Dès lors que nous voyons les trois classes de la société moderne, l'aristocratie féodale, la bourgeoisie et le prolétariat, avoir chacune sa morale particulière, nous ne pouvons qu'en tirer la conclusion que, consciemment ou inconsciemment, les hommes puisent en dernière analyse leurs conceptions morales dans les rapports pratiques sur lesquels se fonde leur situation de classe, - dans les rapports économiques dans lesquels ils produisent et échangent.

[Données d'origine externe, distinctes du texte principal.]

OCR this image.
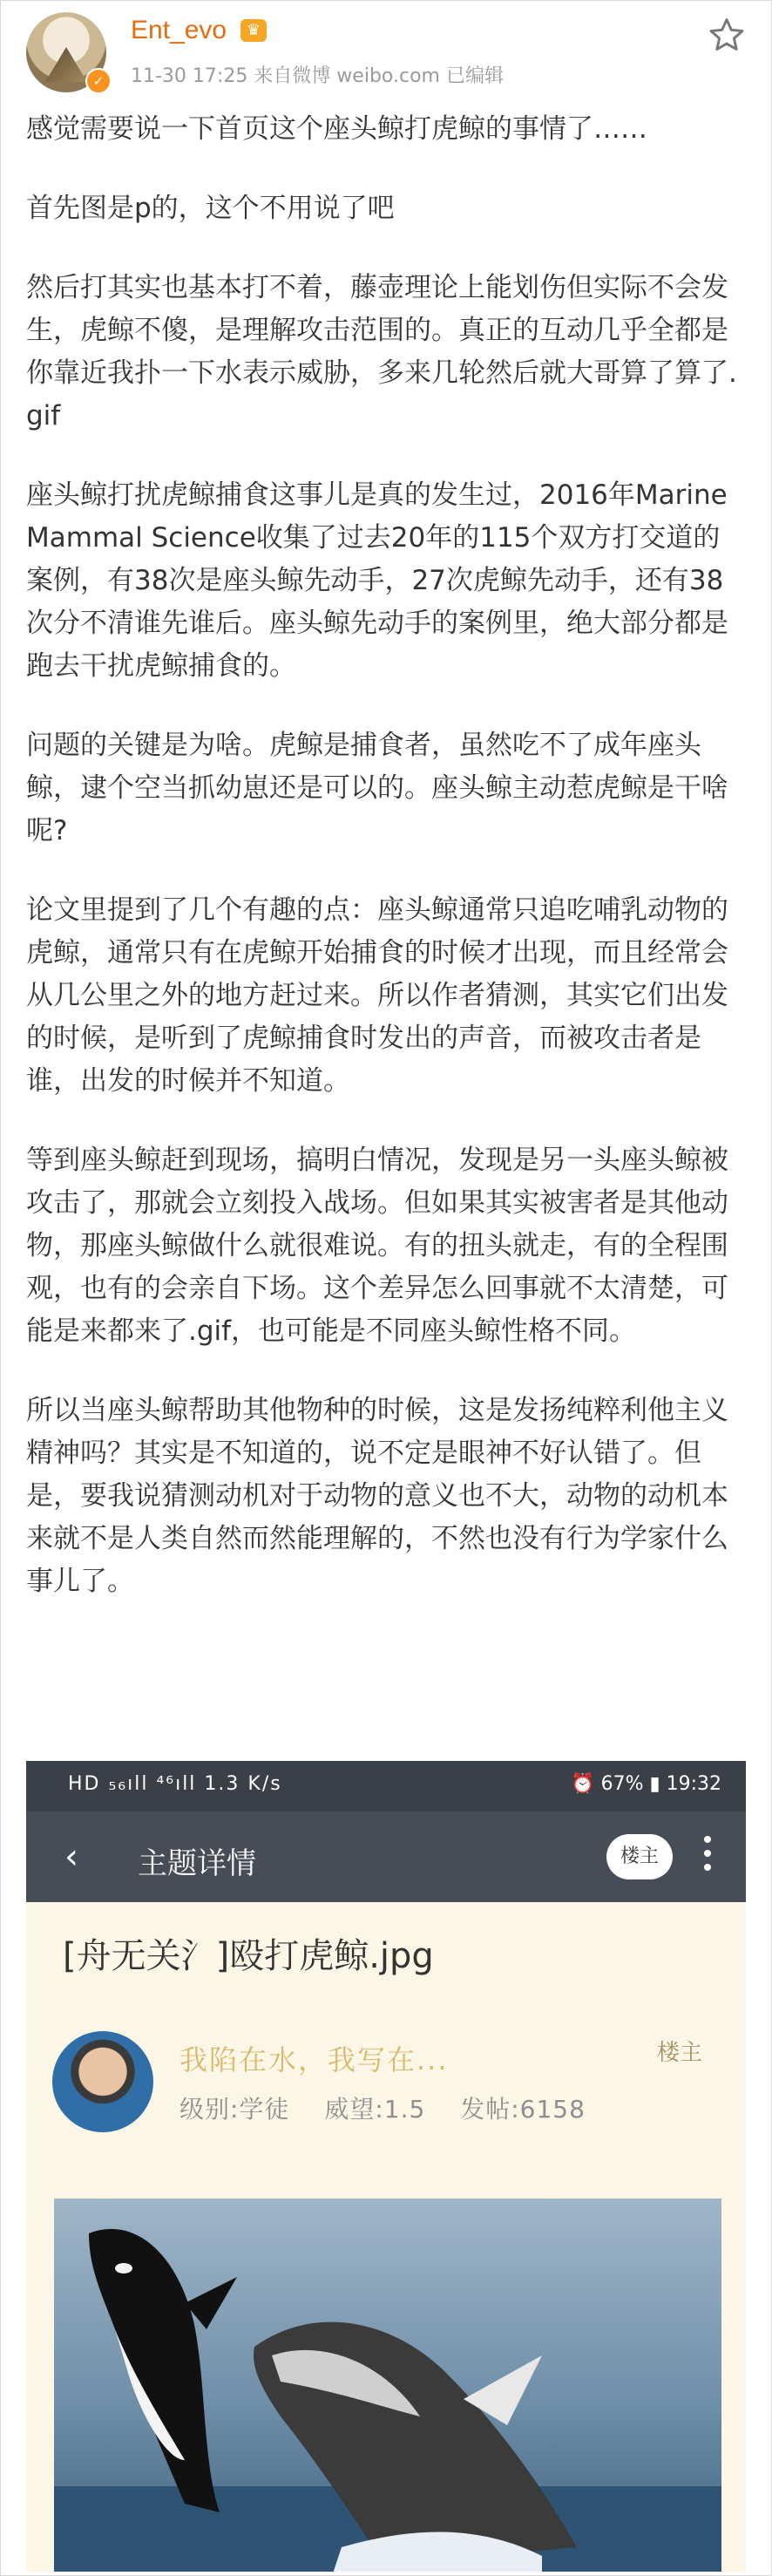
✓
Ent_evo	♛
11-30 17:25 来自微博 weibo.com 已编辑

感觉需要说一下首页这个座头鲸打虎鲸的事情了……

首先图是p的，这个不用说了吧

然后打其实也基本打不着，藤壶理论上能划伤但实际不会发生，虎鲸不傻，是理解攻击范围的。真正的互动几乎全都是你靠近我扑一下水表示威胁，多来几轮然后就大哥算了算了.gif

座头鲸打扰虎鲸捕食这事儿是真的发生过，2016年Marine Mammal Science收集了过去20年的115个双方打交道的案例，有38次是座头鲸先动手，27次虎鲸先动手，还有38次分不清谁先谁后。座头鲸先动手的案例里，绝大部分都是跑去干扰虎鲸捕食的。

问题的关键是为啥。虎鲸是捕食者，虽然吃不了成年座头鲸，逮个空当抓幼崽还是可以的。座头鲸主动惹虎鲸是干啥呢?

论文里提到了几个有趣的点：座头鲸通常只追吃哺乳动物的虎鲸，通常只有在虎鲸开始捕食的时候才出现，而且经常会从几公里之外的地方赶过来。所以作者猜测，其实它们出发的时候，是听到了虎鲸捕食时发出的声音，而被攻击者是谁，出发的时候并不知道。

等到座头鲸赶到现场，搞明白情况，发现是另一头座头鲸被攻击了，那就会立刻投入战场。但如果其实被害者是其他动物，那座头鲸做什么就很难说。有的扭头就走，有的全程围观，也有的会亲自下场。这个差异怎么回事就不太清楚，可能是来都来了.gif，也可能是不同座头鲸性格不同。

所以当座头鲸帮助其他物种的时候，这是发扬纯粹利他主义精神吗？其实是不知道的，说不定是眼神不好认错了。但是，要我说猜测动机对于动物的意义也不大，动物的动机本来就不是人类自然而然能理解的，不然也没有行为学家什么事儿了。

HD ₅₆ıll ⁴⁶ıll 1.3 K/s	⏰ 67% ▮ 19:32
‹	主题详情	楼主
[舟无关氵]殴打虎鲸.jpg
我陷在水，我写在...	楼主
级别:学徒 威望:1.5 发帖:6158
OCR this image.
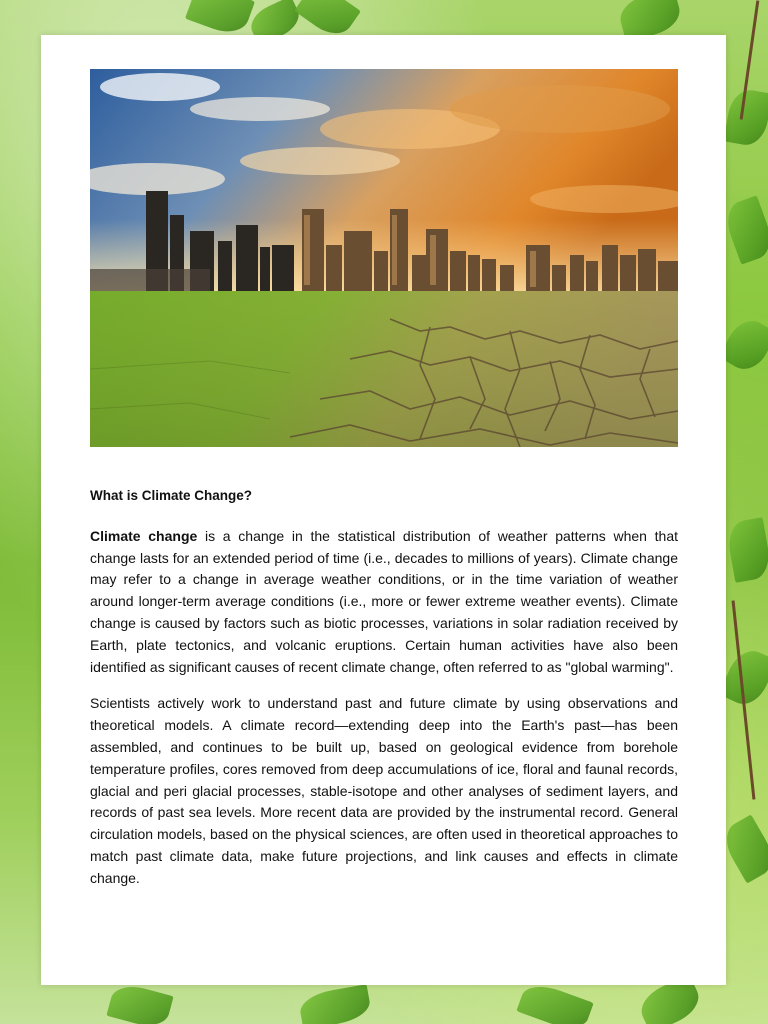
What is Climate Change?

Climate change is a change in the statistical distribution of weather patterns when that change lasts for an extended period of time (i.e., decades to millions of years). Climate change may refer to a change in average weather conditions, or in the time variation of weather around longer-term average conditions (i.e., more or fewer extreme weather events). Climate change is caused by factors such as biotic processes, variations in solar radiation received by Earth, plate tectonics, and volcanic eruptions. Certain human activities have also been identified as significant causes of recent climate change, often referred to as "global warming".

Scientists actively work to understand past and future climate by using observations and theoretical models. A climate record—extending deep into the Earth's past—has been assembled, and continues to be built up, based on geological evidence from borehole temperature profiles, cores removed from deep accumulations of ice, floral and faunal records, glacial and peri glacial processes, stable-isotope and other analyses of sediment layers, and records of past sea levels. More recent data are provided by the instrumental record. General circulation models, based on the physical sciences, are often used in theoretical approaches to match past climate data, make future projections, and link causes and effects in climate change.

Cependant, dans les trois théories morales citées ci-dessus, il y a maintes choses communes à toutes les trois : ne serait-ce pas là un fragment de la morale fixée une fois pour toutes ? Ces théories morales représentent trois stades différents de la même évolution historique, elles ont donc un arrière-plan historique commun et par suite, nécessairement, beaucoup d'éléments communs . Plus encore. A des stades de développement économique semblables, ou à peu près semblables, les théories morales doivent nécessairement concorder plus ou moins. Dès l'instant où la propriété privée des objets mobiliers s'était développée, il fallait bien que toutes les sociétés où cette propriété privée prévalait eussent en commun le commandement moral : tu ne voleras point. Est-ce que par là ce commandement devient un commandement moral éternel ? Nullement. Dans une société où les motifs de vol sont éliminés, où par conséquent, à la longue, les vols ne peuvent être commis que par des aliénés, comme on rirait du prédicateur de morale qui voudrait proclamer solennellement la vérité éternelle : Tu ne voleras point !

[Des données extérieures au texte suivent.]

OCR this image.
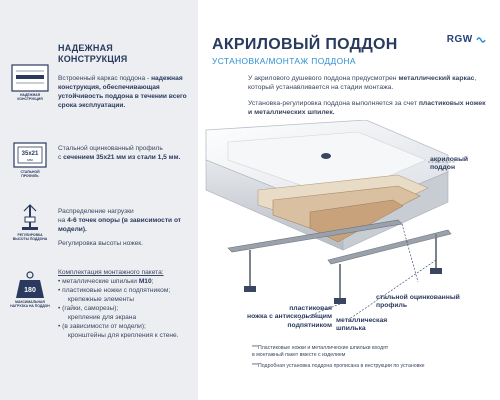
НАДЕЖНАЯ
КОНСТРУКЦИЯ
НАДЕЖНАЯ
КОНСТРУКЦИЯ
Встроенный каркас поддона - надежная конструкция, обеспечивающая устойчивость поддона в течении всего срока эксплуатации.
35x21
мм
СТАЛЬНОЙ
ПРОФИЛЬ
Стальной оцинкованный профиль
с сечением 35x21 мм из стали 1,5 мм.
РЕГУЛИРОВКА
ВЫСОТЫ ПОДДОНА
Распределение нагрузки
на 4-6 точек опоры (в зависимости от модели).
Регулировка высоты ножек.
180
МАКСИМАЛЬНАЯ
НАГРУЗКА НА ПОДДОН
Комплектация монтажного пакета:
• металлические шпильки M10;
• пластиковые ножки с подпятником;
крепежные элементы
• (гайки, саморезы);
крепление для экрана
• (в зависимости от модели);
кронштейны для крепления к стене.
RGW
АКРИЛОВЫЙ ПОДДОН
УСТАНОВКА/МОНТАЖ ПОДДОНА
У акрилового душевого поддона предусмотрен металлический каркас, который устанавливается на стадии монтажа.
Установка-регулировка поддона выполняется за счет пластиковых ножек и металлических шпилек.
акриловый
поддон
стальной оцинкованный
профиль
металлическая
шпилька
пластиковая
ножка с антискользящим
подпятником
***Пластиковые ножки и металлические шпильки входят
в монтажный пакет вместе с изделием
***Подробная установка поддона прописана в инструкции по установке
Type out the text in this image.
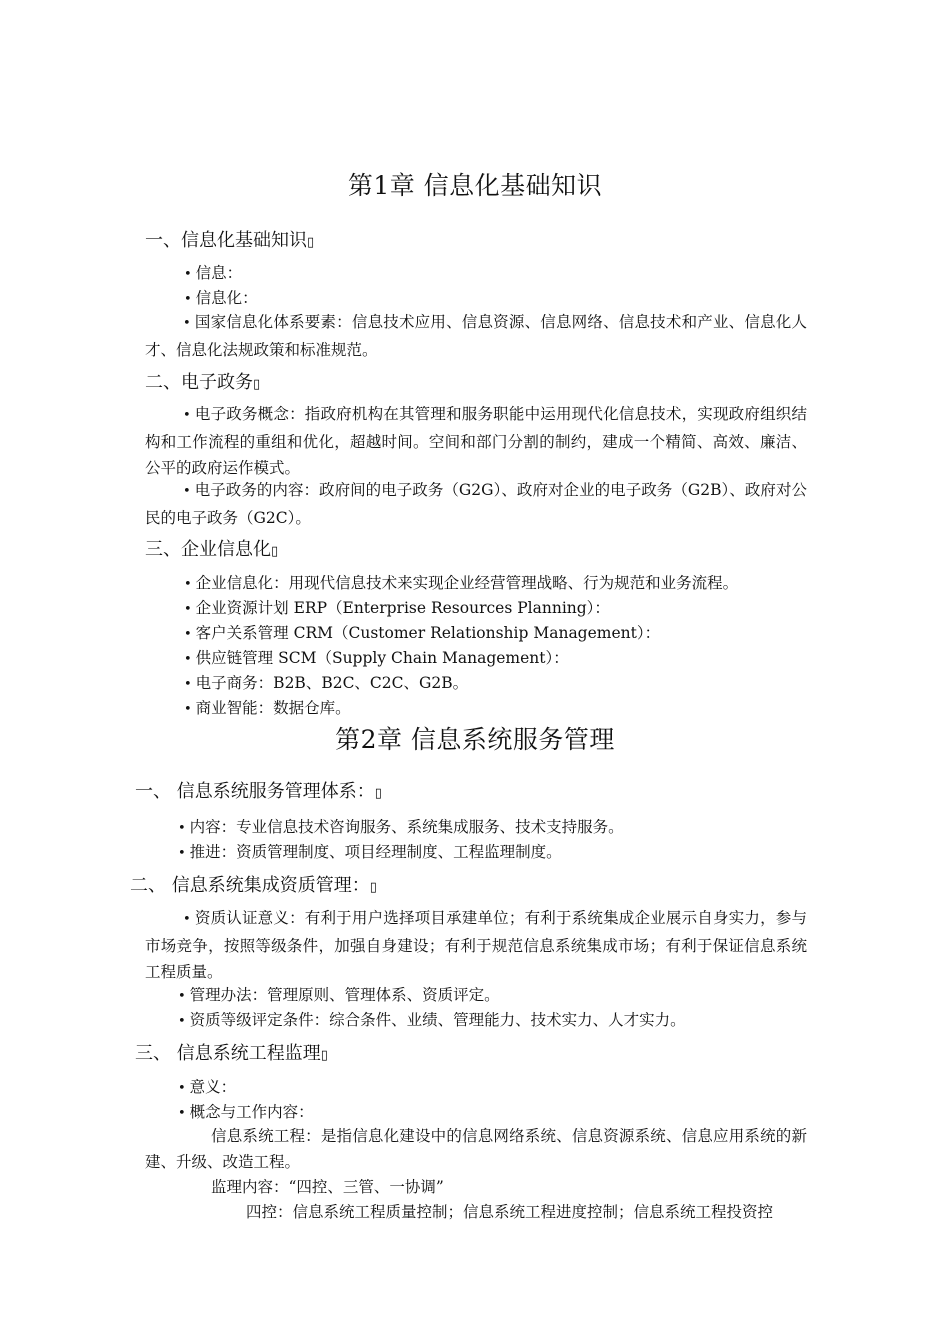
第1章 信息化基础知识
一、信息化基础知识▯
• 信息：
• 信息化：
• 国家信息化体系要素：信息技术应用、信息资源、信息网络、信息技术和产业、信息化人才、信息化法规政策和标准规范。
二、电子政务▯
• 电子政务概念：指政府机构在其管理和服务职能中运用现代化信息技术，实现政府组织结构和工作流程的重组和优化，超越时间。空间和部门分割的制约，建成一个精简、高效、廉洁、公平的政府运作模式。
• 电子政务的内容：政府间的电子政务（G2G）、政府对企业的电子政务（G2B）、政府对公民的电子政务（G2C）。
三、企业信息化▯
• 企业信息化：用现代信息技术来实现企业经营管理战略、行为规范和业务流程。
• 企业资源计划 ERP（Enterprise Resources Planning）：
• 客户关系管理 CRM（Customer Relationship Management）：
• 供应链管理 SCM（Supply Chain Management）：
• 电子商务：B2B、B2C、C2C、G2B。
• 商业智能：数据仓库。
第2章 信息系统服务管理
一、 信息系统服务管理体系：▯
• 内容：专业信息技术咨询服务、系统集成服务、技术支持服务。
• 推进：资质管理制度、项目经理制度、工程监理制度。
二、 信息系统集成资质管理：▯
• 资质认证意义：有利于用户选择项目承建单位；有利于系统集成企业展示自身实力，参与市场竞争，按照等级条件，加强自身建设；有利于规范信息系统集成市场；有利于保证信息系统工程质量。
• 管理办法：管理原则、管理体系、资质评定。
• 资质等级评定条件：综合条件、业绩、管理能力、技术实力、人才实力。
三、 信息系统工程监理▯
• 意义：
• 概念与工作内容：
信息系统工程：是指信息化建设中的信息网络系统、信息资源系统、信息应用系统的新建、升级、改造工程。
监理内容：“四控、三管、一协调”
四控：信息系统工程质量控制；信息系统工程进度控制；信息系统工程投资控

C'est pourquoi nous repoussons toute prétention de nous imposer quelque dogmatisme moral que ce soit comme loi éthique éternelle, définitive, désormais immuable, sous le prétexte que le monde moral a lui aussi ses principes permanents qui sont au-dessus de l'histoire et des différences nationales. Nous affirmons, au contraire, que toute théorie morale du passé est, en dernière analyse, le produit de la situation économique de la société de son temps. Et de même que la société a évolué jusqu'ici dans des oppositions de classes, la morale a été constamment une morale de classe; ou bien elle justifiait la domination et les intérêts de la classe dominante, ou bien elle représentait, dès que la classe opprimée devenait assez puissante, la révolte contre cette domination et les intérêts d'avenir des opprimés. Qu'avec cela, il se soit en gros effectué un progrès, pour la morale comme pour toutes les autres branches de la connaissance humaine, on n'en doute pas. Mais nous n'avons pas encore dépassé la morale de classe. Une morale réellement humaine, placée au-dessus des oppositions de classe et de leur souvenir, ne devient possible qu'à un niveau de la société où on a non seulement vaincu, mais oublié pour la pratique de la vie, l'opposition des classes. Que l'on mesure maintenant la présomption de M. Dühring qui, du sein de la vieille société de classes, prétend, à la veille d'une révolution sociale, imposer à la société sans classes de l'avenir une morale éternelle, indépendante du temps et des transformations du réel ! A supposer même, - ce que nous ignorons jusqu'à présent, - qu'il comprenne tout au moins dans ses lignes fondamentales la structure de cette société future.